Bollywood goes through it trends and the current is having the leading lady as the main protagonist. Love her, hate her, it’s the classic they cannot be ignored. Some cases are of the next door neighbour like English Vinglish, and some have the woman that lost everything seeking revenge like Kahaani. Mardaani follows this protagonist trend but is the story we would skip over after reading the title from the newspaper. The one that makes our blood boil but we redirect our frustrations to social media venting or domesticity.
Shivani Shivaji Roy (Rani Mukherji) is a senior inspector in the crime branch unit in Mumbai. She is a street smart cop that follows her duty and is no shrinking flower. She knows her law and she knows what’s right.
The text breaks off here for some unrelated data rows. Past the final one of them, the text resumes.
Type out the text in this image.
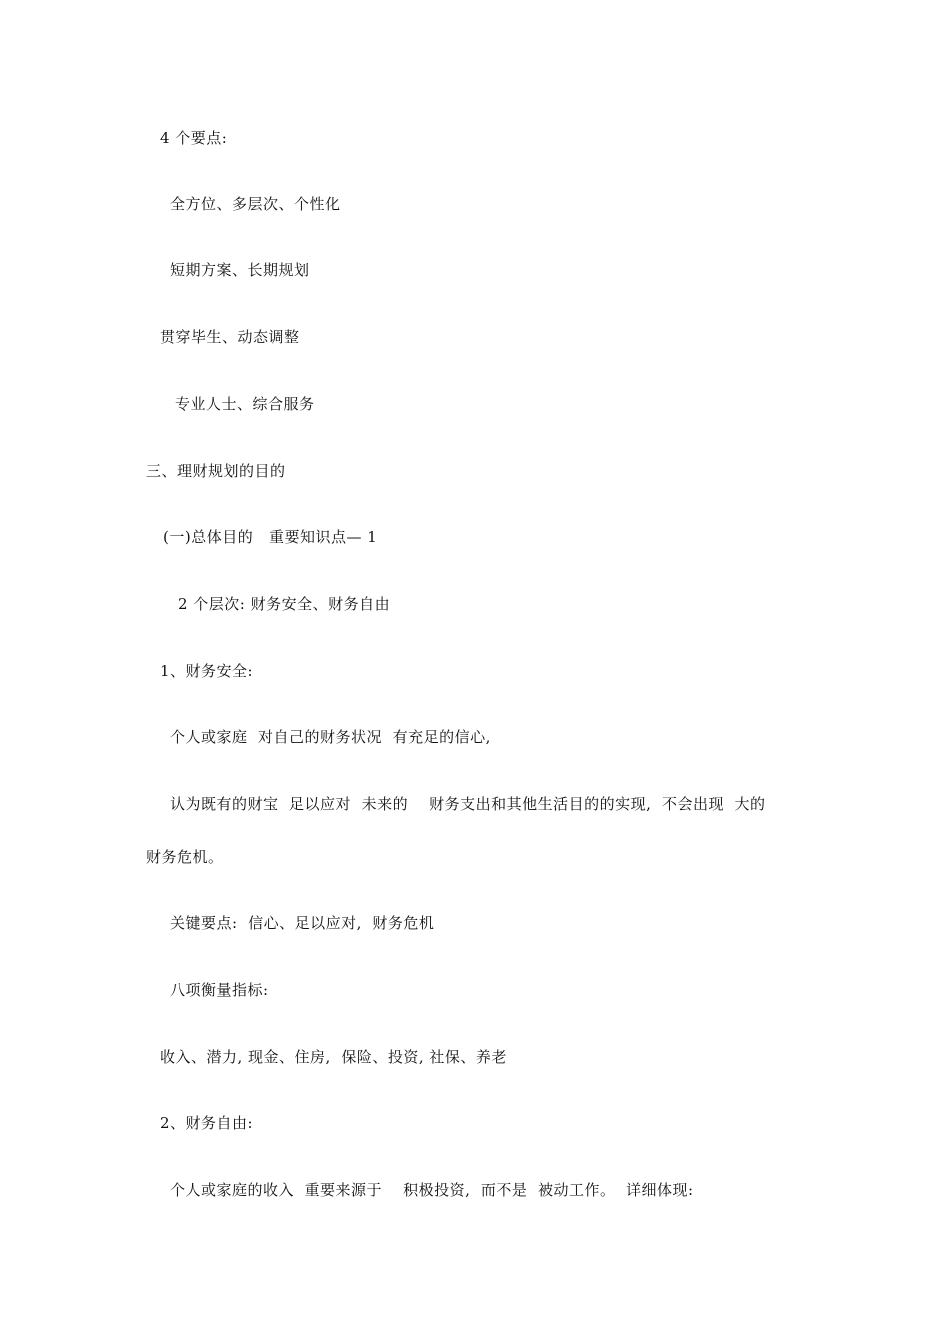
4 个要点:
全方位、多层次、个性化
短期方案、长期规划
贯穿毕生、动态调整
专业人士、综合服务
三、理财规划的目的
(一)总体目的   重要知识点— 1
2 个层次: 财务安全、财务自由
1、财务安全:
个人或家庭  对自己的财务状况  有充足的信心,
认为既有的财宝  足以应对  未来的    财务支出和其他生活目的的实现,  不会出现  大的
财务危机。
关键要点:  信心、足以应对,  财务危机
八项衡量指标:
收入、潜力, 现金、住房,  保险、投资, 社保、养老
2、财务自由:
个人或家庭的收入  重要来源于    积极投资,  而不是  被动工作。  详细体现:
But everyone has a nightmare they hope and pray don’t come true. For Shivani, when a child name Pyaari (Priyanka Sharma) from her local shelter goes missing, she makes it her responsibility to find her. Yet even she will not be able to foresee how far she will have to go to get her back.
Now let’s begin the dissection. Regardless of what you have seen Rani do in the past, I suggest you forget all of that before you walk in. She is unlike other policewoman depicted on screen in Bollywood. However, Rani needs to work on her action and surprisingly how she delivers the hard hitting dialogues. On the opposite end, Tahir Bhasin who plays Walt sinks his teeth right in and makes you despise his cockiness. The age factor is brought out in dialogue but also adds the edge as Rani is taunted by her “Under 19 team ka 12th batsman”. The flipside of course, is how she drags out the ego in him during their interactions.
Even though there is nothing wrong with Jisshu Sengupta or Priyanka Sharma’s performance, literally everyone in the supporting cast is forgotten in the battle between Rani and Tahir. This may enhance the cat-and-mouse play between them but when the film starts to falter, even they can’t save it. It’s disappointing when the film starts off slow, peeks your interest, only to let it slide again. Screenplay could have been tauter to maintain the consistency while Sanjib Datta’s editing needed to keep verbosity in check. Cinematography by Artur Zurawski slips between cinematic sheen and real life grit.
However, credit will be given where due. Gopi Puthran’s writing definitely needs a mention since the story and facts behind it are nerve rackingly honest. Pradeep Sarkar may have been battered blue with his first film for predictability and wafer thin story line but with Mardaani he engages emotion to a level. Despite having patchy work in the second half and almost all momentum lost in the climax, the fact that the audience literally clapped as the closing credit rolled up means they were invested in the film enough to be shocked by its truths and coaxed by the slight liberties taken by its makers.
Mardaani is not an untold story but perhaps one of the few that dragged to light statistics no one wants to know. If anything can be taken away from this film, it would be the awareness of a startling and horrific truth.